Before his arrival, there were many problems among the people of Wenshan and the minority tribes yet when He Zhi became the Administrator of Wenshan (汶山太守), they were quick to submit to his authority and trusted him. Later he was transferred to Guanghan and the tribes of Whenshan revolted claiming that only He Zhi's bright rule would appease them. Unfortunately, He Zhi was already occupied so they selected member of his family for the task and soon Wenshan was again secure.

He Zhi was famous for being an excellent doctor. During his tenure as the Administrator of Guanghan (廣漢太守), Zhang Ni heard of him and personally took a carriage to meet him and entrust He Zhi with a treatment that could cure his illness. He Zhi knew of Zhang Ni's reputation as a brave and generous man and did not spare any expense to cure him. Finally, after several years Zhang Ni's illness was cured. Both of them remained friends after this event.

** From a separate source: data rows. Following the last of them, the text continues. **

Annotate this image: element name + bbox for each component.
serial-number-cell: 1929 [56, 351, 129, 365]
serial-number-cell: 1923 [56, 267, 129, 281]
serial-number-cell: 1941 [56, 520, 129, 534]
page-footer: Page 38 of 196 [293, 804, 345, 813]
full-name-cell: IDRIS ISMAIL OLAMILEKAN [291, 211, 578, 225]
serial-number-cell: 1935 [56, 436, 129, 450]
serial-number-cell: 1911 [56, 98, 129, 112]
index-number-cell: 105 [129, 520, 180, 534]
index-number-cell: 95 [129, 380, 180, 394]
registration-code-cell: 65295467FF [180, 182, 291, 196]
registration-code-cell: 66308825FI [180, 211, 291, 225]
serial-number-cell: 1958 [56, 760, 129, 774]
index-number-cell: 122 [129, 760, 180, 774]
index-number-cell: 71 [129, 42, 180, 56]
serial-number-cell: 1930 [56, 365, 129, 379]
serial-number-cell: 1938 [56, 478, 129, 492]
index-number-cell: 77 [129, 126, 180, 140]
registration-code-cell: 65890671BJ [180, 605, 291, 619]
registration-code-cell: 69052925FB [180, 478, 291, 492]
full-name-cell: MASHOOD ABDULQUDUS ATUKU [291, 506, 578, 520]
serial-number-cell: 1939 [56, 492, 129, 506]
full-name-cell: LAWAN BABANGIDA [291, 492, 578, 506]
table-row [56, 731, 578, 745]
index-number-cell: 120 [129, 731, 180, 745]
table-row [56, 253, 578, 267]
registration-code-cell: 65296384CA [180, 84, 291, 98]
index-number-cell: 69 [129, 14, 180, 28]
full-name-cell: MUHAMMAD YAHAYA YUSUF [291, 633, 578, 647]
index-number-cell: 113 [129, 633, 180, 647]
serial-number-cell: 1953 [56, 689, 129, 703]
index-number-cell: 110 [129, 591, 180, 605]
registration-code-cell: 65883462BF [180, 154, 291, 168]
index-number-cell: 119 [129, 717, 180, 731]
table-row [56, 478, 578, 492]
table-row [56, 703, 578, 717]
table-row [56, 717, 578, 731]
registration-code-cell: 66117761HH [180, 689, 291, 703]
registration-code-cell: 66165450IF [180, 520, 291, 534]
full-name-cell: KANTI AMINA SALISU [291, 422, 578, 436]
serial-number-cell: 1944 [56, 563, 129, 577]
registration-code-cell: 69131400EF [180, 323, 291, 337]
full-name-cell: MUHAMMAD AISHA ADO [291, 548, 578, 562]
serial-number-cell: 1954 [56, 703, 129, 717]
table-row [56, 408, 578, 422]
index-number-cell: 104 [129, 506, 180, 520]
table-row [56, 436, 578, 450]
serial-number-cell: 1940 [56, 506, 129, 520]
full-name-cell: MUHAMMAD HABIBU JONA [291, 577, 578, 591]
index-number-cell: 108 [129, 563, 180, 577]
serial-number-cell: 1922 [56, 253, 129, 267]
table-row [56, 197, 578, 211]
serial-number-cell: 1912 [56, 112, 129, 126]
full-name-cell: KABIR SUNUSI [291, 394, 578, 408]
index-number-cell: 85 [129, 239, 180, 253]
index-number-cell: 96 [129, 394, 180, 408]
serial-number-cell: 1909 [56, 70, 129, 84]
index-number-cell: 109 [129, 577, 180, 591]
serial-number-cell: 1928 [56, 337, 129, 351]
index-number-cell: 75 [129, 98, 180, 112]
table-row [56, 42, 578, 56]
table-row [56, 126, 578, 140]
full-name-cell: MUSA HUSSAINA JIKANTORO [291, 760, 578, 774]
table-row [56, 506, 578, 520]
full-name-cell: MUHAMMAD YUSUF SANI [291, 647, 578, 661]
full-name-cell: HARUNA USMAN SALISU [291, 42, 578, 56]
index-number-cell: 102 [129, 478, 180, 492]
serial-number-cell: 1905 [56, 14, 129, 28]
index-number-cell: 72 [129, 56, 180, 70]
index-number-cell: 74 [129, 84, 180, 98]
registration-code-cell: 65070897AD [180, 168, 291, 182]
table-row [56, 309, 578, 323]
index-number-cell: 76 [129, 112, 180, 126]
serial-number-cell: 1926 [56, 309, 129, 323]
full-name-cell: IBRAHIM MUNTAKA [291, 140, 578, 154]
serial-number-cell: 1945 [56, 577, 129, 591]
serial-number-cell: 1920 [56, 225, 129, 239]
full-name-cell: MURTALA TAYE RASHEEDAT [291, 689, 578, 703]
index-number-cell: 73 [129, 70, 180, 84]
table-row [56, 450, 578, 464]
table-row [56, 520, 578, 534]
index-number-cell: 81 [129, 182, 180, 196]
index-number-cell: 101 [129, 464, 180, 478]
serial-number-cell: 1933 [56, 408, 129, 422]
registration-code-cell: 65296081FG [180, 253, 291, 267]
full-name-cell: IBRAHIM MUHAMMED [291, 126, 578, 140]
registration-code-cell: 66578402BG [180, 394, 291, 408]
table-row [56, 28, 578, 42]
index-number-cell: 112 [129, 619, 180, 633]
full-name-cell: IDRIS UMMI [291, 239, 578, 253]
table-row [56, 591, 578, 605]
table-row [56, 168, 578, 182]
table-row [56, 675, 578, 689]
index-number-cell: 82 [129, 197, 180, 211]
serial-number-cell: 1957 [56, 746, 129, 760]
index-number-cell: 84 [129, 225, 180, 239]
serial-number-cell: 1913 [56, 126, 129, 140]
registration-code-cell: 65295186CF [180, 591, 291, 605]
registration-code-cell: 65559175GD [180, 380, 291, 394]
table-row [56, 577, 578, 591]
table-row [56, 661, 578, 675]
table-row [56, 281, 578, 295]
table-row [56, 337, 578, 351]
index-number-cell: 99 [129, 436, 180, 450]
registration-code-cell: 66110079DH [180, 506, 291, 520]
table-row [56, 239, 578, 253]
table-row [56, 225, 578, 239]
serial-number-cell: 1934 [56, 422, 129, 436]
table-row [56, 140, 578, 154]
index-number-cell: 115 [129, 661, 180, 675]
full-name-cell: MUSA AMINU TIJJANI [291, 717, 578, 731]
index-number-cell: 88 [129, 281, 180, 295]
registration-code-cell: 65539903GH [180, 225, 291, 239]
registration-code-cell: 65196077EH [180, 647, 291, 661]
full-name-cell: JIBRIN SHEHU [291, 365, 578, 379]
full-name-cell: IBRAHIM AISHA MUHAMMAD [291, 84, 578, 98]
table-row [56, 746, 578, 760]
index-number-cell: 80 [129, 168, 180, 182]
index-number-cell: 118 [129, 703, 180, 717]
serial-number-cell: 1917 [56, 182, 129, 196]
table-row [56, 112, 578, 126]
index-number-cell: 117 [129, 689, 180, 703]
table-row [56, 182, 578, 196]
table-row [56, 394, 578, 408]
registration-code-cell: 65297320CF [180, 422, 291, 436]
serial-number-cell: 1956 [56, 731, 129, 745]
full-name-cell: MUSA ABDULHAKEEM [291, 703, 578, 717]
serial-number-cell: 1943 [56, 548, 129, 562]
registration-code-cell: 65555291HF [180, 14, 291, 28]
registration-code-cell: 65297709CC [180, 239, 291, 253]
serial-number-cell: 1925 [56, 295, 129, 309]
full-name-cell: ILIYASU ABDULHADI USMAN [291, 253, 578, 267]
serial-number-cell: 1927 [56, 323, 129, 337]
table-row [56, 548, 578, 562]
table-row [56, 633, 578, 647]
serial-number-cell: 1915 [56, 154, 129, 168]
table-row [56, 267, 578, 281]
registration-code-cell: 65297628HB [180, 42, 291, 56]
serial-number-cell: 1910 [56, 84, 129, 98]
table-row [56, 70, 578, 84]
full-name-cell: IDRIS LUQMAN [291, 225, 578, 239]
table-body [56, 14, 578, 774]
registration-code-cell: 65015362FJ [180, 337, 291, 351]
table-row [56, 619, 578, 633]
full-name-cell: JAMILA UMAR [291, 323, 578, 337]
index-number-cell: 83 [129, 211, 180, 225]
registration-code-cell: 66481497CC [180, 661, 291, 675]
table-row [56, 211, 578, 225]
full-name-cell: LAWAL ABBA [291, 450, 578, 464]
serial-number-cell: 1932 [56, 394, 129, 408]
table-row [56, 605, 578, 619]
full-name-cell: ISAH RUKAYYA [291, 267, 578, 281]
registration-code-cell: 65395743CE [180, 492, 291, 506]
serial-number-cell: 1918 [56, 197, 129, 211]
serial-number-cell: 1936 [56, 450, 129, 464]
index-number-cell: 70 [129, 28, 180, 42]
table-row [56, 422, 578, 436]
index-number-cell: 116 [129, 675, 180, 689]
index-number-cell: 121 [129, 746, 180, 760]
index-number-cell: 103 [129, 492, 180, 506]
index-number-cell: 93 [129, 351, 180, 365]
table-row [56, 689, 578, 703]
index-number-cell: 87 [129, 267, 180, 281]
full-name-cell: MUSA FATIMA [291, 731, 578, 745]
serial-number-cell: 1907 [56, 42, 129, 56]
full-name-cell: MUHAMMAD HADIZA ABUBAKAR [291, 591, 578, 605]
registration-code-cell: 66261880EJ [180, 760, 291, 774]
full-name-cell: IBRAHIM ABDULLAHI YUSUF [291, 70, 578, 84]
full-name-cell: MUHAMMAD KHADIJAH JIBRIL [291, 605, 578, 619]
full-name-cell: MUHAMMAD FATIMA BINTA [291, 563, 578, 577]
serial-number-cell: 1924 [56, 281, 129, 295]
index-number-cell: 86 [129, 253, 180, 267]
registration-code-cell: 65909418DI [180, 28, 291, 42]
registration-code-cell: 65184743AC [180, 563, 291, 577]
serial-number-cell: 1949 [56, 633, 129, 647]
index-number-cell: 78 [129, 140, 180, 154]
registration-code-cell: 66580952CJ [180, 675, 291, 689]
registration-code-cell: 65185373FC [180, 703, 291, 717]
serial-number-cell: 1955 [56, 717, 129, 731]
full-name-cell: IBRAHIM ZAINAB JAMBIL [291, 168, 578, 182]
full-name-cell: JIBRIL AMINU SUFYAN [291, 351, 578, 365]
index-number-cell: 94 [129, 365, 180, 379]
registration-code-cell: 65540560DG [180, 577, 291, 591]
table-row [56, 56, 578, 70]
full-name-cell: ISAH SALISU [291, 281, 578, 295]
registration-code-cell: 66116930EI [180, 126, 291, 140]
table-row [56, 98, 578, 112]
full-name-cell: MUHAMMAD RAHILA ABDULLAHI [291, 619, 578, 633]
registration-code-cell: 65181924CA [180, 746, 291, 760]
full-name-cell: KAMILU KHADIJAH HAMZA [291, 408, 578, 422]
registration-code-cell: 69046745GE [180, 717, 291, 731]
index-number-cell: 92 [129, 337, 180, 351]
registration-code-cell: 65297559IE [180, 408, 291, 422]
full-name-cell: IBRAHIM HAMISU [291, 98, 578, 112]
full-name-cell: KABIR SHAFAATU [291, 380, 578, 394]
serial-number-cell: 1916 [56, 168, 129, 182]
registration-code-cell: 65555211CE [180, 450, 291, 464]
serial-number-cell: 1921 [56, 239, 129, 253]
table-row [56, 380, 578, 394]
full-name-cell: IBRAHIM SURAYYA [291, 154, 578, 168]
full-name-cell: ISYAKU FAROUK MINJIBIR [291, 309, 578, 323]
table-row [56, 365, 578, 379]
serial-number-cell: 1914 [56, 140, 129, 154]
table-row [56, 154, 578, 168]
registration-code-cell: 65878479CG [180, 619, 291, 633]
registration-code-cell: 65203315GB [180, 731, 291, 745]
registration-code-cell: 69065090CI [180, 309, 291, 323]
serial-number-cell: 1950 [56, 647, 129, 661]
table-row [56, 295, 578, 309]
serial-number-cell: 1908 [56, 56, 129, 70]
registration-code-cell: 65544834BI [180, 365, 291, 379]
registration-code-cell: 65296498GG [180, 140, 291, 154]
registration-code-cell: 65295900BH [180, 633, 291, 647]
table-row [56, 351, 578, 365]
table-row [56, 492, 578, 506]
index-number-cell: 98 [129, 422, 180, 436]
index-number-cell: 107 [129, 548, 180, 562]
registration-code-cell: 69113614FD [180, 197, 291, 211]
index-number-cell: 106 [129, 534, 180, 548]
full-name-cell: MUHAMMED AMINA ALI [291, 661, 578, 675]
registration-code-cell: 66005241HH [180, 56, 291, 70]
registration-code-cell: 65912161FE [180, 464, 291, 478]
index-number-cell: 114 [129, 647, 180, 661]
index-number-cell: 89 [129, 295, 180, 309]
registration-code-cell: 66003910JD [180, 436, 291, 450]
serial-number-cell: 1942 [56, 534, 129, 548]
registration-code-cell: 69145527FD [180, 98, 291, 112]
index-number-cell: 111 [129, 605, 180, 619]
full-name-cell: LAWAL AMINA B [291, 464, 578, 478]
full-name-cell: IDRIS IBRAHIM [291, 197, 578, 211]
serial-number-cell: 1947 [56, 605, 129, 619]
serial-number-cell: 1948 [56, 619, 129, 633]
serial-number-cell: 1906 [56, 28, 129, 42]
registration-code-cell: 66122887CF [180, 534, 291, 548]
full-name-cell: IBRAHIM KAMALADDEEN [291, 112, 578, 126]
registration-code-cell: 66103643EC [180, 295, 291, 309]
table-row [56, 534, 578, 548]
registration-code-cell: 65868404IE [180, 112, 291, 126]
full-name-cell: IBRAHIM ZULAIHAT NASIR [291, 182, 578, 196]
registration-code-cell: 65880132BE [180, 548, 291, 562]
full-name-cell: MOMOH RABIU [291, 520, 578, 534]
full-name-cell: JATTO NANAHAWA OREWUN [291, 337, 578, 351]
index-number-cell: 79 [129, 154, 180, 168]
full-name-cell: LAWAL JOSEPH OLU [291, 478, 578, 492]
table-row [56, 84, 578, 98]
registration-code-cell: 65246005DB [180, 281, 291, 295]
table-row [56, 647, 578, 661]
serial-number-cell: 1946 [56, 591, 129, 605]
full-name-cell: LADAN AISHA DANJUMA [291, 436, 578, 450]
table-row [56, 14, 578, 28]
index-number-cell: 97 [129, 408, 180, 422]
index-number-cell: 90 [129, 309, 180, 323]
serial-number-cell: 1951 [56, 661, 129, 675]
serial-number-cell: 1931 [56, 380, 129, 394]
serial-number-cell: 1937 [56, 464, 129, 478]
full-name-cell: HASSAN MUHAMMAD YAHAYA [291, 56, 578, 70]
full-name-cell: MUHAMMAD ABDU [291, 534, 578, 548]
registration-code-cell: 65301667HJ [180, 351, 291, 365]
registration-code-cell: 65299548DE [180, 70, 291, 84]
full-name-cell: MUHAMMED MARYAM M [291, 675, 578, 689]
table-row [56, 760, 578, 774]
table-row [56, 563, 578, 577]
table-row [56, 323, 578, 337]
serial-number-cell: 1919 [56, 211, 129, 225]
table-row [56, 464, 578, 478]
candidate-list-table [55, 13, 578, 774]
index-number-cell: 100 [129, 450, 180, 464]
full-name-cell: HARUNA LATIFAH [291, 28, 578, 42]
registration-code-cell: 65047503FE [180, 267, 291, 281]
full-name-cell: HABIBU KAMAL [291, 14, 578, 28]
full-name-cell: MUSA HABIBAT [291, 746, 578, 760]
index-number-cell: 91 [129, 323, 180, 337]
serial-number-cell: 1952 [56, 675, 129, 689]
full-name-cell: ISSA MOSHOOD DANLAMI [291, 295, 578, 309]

Eventually, He Zhi was transferred to Qianwei. And like Zhao Zhi prophesied, he died at the age of 48 years old (by East Asian age reckoning).

==Wang Li==
Wang Li (王離), whose courtesy name was Boyuan (伯元), was born in Guanghan Commandery (廣漢郡). He was known as a talented man with illustrious ability and graduated to Assistant Officer Who Supervises the Army. When he was in charge of the application of law, he would be fair and just and thanks to his behavior was promoted until he succeeded He Zhi as the Administrator of Qianwei (犍為太守). His governance was well received and worthy to be mentioned and although he did not match He Zhi's ability, his literary talent surpassed him. He had a son, Wang Changwen (王長文). (Note: Wang Changwen (王長文) has his own biography in Volume 11 of the Huayang Guo Zhi.)

==Appraisal==
Chen Shou, in the Records of the Three Kingdoms (Sanguozhi), appraised He Zhi as "talented and full of shemes" which allowed him to render achievements. Chen Shou further stated that Zhuge Liang's employment of He Zhi along with Yang Hong allowed him to be famous in the western lands as someone who knew how to make use of the men of talent.